Lumpur Lapindo, Akankah Usai?

Seperti yang kita tahu, PT Lapindo Brantas, Sidoarjo membuat geger masyarakat Indonesia pada Mei 2006. Semua saja yang ada di sekitarnya diluluhlantakan, sawah, rumah, air bah yang tiada henti. Perekonomian hancur nafas kehidupan pun terhenti untuk beberapa tahun. Momok pengungsian yang dingin datang seiring lumpur menggenang.

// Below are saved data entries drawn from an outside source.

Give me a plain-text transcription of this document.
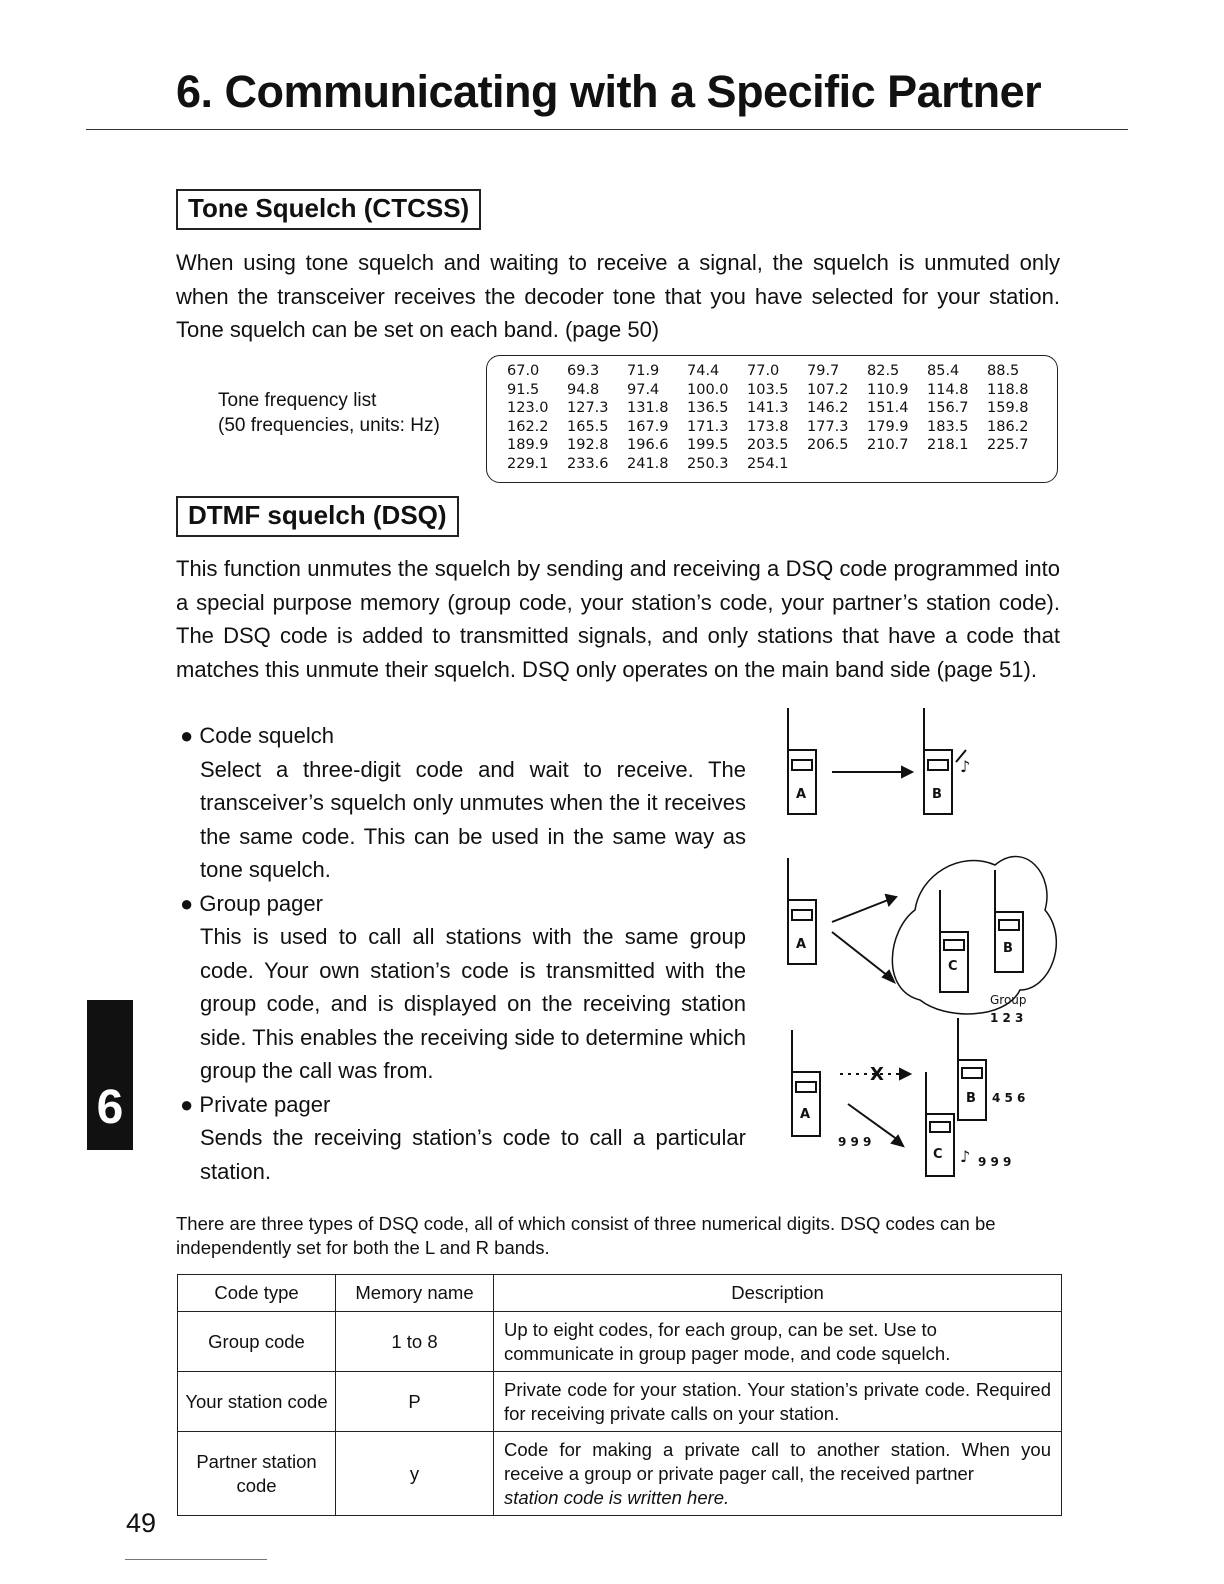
6. Communicating with a Specific Partner
Tone Squelch (CTCSS)
When using tone squelch and waiting to receive a signal, the squelch is unmuted only when the transceiver receives the decoder tone that you have selected for your station. Tone squelch can be set on each band. (page 50)
Tone frequency list
(50 frequencies, units: Hz)
67.0	69.3	71.9	74.4	77.0	79.7	82.5	85.4	88.5
91.5	94.8	97.4	100.0	103.5	107.2	110.9	114.8	118.8
123.0	127.3	131.8	136.5	141.3	146.2	151.4	156.7	159.8
162.2	165.5	167.9	171.3	173.8	177.3	179.9	183.5	186.2
189.9	192.8	196.6	199.5	203.5	206.5	210.7	218.1	225.7
229.1	233.6	241.8	250.3	254.1
DTMF squelch (DSQ)
This function unmutes the squelch by sending and receiving a DSQ code programmed into a special purpose memory (group code, your station’s code, your partner’s station code). The DSQ code is added to transmitted signals, and only stations that have a code that matches this unmute their squelch. DSQ only operates on the main band side (page 51).
● Code squelch
Select a three-digit code and wait to receive. The transceiver’s squelch only unmutes when the it receives the same code. This can be used in the same way as tone squelch.
● Group pager
This is used to call all stations with the same group code. Your own station’s code is transmitted with the group code, and is displayed on the receiving station side. This enables the receiving side to determine which group the call was from.
● Private pager
Sends the receiving station’s code to call a particular station.
♪
♪
A	B
A
C
B
A
B
C
X
Group
1 2 3
4 5 6
9 9 9
9 9 9
There are three types of DSQ code, all of which consist of three numerical digits. DSQ codes can be independently set for both the L and R bands.
Code type	Memory name	Description
Group code	1 to 8	Up to eight codes, for each group, can be set. Use to communicate in group pager mode, and code squelch.
Your station code	P	Private code for your station. Your station’s private code. Required for receiving private calls on your station.
Partner station code	y	Code for making a private call to another station. When you receive a group or private pager call, the received partner
station code is written here.
6
49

Kesalahan pengeboran, inilah alasan yang diberitakan sejumlah media massa Indonesia bahkan mancanegara. Istilah Human Error disematkan pada beberapa pejabat dan perusahan terkait. Namun penanganan bencana belum usai sampai sekarang.

Pengeboran gas oleh Lapindo dilakukan di sumur Banjarpanji, Porong mulai Maret 2006 pkl 05.00 WIB pada lokasi sekitar 150-200 m barat daya dari sumur. Semburan lumpur panas ini diduga berasal dari ‘mud volcano’ yang ada di luar sumur pengeboran. Lumpur panas ini diduga merupakan lumpur yang berasal dari laut karena kandungan airnya yang asin sekitar 70% sedangkan lumpur 30%. Sebab-sebab yang dipaparkan dalam seminar “Mengupas Tuntas Tragedi Lapindo Brantas” oleh Himpunan Mahasiswa Teknik Geologi “GEA” ITB ini, mendapat tanggapan serius dari mahasiswa-mahasiswa yang peduli.

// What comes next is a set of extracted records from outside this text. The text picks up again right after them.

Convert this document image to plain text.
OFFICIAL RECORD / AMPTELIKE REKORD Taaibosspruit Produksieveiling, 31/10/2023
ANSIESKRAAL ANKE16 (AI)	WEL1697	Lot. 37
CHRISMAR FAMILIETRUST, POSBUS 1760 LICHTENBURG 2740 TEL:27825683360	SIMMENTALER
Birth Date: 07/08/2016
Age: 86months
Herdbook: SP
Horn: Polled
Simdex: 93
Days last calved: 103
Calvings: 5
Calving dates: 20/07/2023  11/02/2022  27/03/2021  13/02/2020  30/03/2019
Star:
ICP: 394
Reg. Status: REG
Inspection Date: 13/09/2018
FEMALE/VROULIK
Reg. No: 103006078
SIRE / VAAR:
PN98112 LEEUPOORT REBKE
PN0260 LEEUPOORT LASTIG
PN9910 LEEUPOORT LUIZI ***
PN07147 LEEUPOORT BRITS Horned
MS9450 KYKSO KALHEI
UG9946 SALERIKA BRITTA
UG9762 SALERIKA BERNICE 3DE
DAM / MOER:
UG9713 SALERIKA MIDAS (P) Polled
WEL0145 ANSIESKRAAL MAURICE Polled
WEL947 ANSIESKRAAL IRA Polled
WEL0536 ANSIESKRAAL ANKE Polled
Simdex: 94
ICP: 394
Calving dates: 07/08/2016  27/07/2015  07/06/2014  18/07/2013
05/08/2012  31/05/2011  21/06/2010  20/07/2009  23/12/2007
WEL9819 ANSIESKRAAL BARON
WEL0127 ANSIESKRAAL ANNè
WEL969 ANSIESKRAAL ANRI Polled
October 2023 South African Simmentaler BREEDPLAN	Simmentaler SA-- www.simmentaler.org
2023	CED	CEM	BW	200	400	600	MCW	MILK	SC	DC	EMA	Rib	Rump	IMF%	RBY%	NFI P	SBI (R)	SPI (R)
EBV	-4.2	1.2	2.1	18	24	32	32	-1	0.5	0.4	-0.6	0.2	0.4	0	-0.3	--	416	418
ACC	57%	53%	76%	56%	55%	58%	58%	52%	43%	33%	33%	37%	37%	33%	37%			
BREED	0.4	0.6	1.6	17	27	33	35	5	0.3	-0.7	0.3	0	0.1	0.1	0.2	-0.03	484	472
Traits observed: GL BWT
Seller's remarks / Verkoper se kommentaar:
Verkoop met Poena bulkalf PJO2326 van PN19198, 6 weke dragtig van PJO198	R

Lumpur yang ada akhirnya dibuang ke kali Porong menuju laut, untuk menghindari bencana yang lebih besaar. Penyebab lain dari penilaian di bidang perminyakan oleh Dr. Ir.Rudi Rubiandini RS bahwa pengeboran yang dilakukan oleh Lapindo Brantas mengalami kesialan. “Pengeboran Sumur Banjarpanji menghadapi 4 masalah teknik sekaligus! Maka bencananya bisa sedahsyat itu”, ucap Rudi dalam seminar tersebut.

Bermacam argumentasi diajukan silih berganti oleh pihak Lapindo Brantas, pemerintah, maupun lembaga-lembaga sosial / non sosial yang terkait atau membela rakyat Porong. Namun tanpa ada tindakan TEPAT, maka permasalahan ini takkan kunjung selesai.

Saya pribadi merasa iba melihat saudara-saudara kita di pengungsian selama hamper tiga tahun. Ini akan sangat berpengaruh terhadap perkembangan psikis maupun intelegensi mereka. Sampai kapankah Indonesia harus pasrah dan menunggu?